Fyodor Dostoyevski’s underground man is sympathetic and perhaps even likable primarily because he is self-aware. Many people would consider the certifiably insane person to be more deserving of sympathy because that person isn’t aware of any madness in thought or action, but for others it is the awareness of the affliction that creates sympathy. The lunatic ravings of a madman are undeserving of sympathy because the lunatic is incapable of possessing critical distance. In other words, he has no capacity for sympathy himself. The underground man addresses this issue directly when he writes “What is to be done with the millions of facts that bear witness that men, consciously, that is fully understanding their real interests, have left them in the background and have rushed headlong on another path, to meet peril and danger”.
This quote comes shortly after the underground man questioned whether any man would do ill if he was fully aware of his own interests. The underground is fully deserving of the reader’s sympathy because he is intelligent and curious and because he presents the possibility of arriving at consciousness. The world is currently in a state in which both people in power and those lusting for power conduct their lives uncritically and without asking questions of or even being interested in the motivation not only in others but of themselves. The underground man may very well be mad, but he is far more willing to ask the tough questions than many people today whose sanity one isn’t even allowed to question.
On the other hand, the underground man runs the risk of losing all sympathy for whatever cause he may have by consistently distancing himself from the possibility of madness by, paradoxically, calling into his question his madness. His continual inquiring of the reader’s opinion of his madness, or whether he is joking, undoes his arguments. When he says that is joking and that knows his jokes are not brilliant, he is begging the opposite effect and it is just as ineffective as the man who says he was merely joking when the reaction to his statement of truth is one of cold emotional detachment.

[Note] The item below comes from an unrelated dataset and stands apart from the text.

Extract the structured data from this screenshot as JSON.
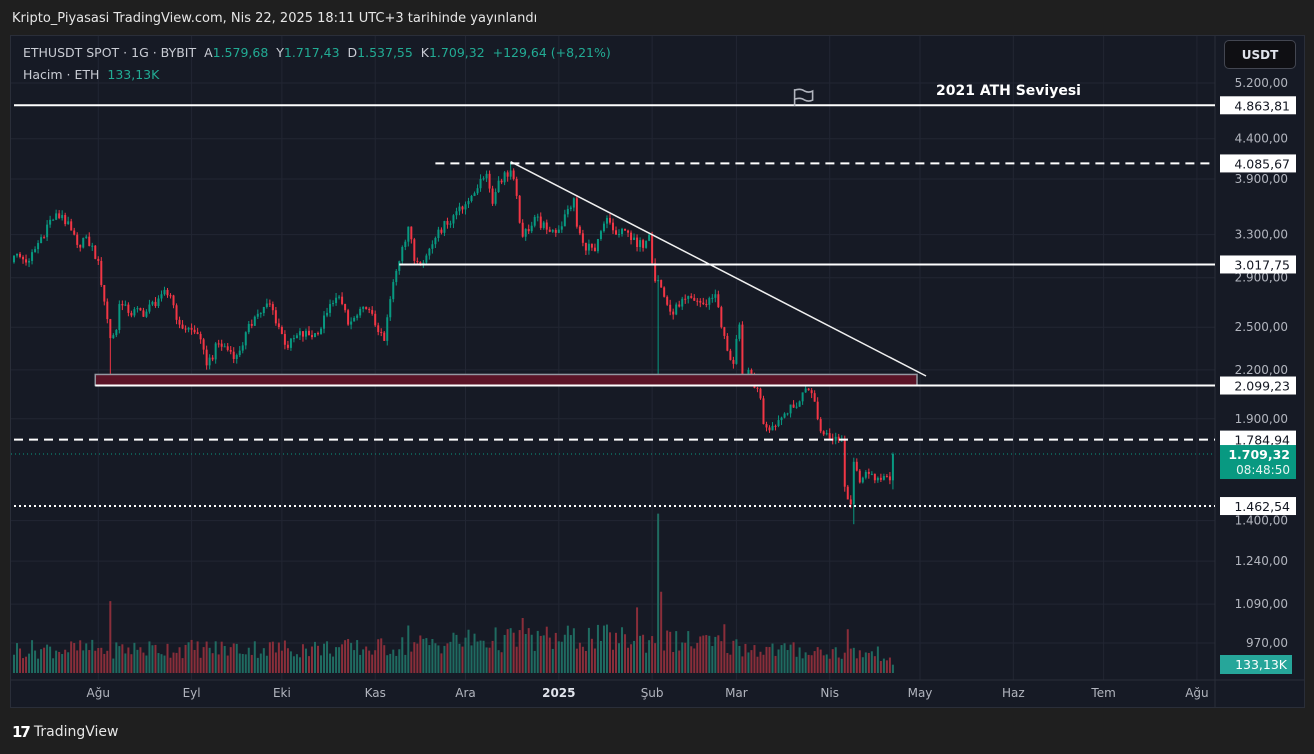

It is a game to do this; a bet or a wager made in advance. To constantly suggest that one is joking or that one knows that what one is saying is likely to be thought mad is a cheap trick engaged by those not willing to stand forcefully by their principles. When the underground man attempts to ease into the graces of his reader by stating that he is joking or mad before he can be accused of joking or being mad, it is the same thing as the man who believes the opposite of the crowd around him casting off his principles by saying he was only joking when he makes a statement opposite to the majority view. That is certainly not a trait to be admired in anyone, not even an underground man.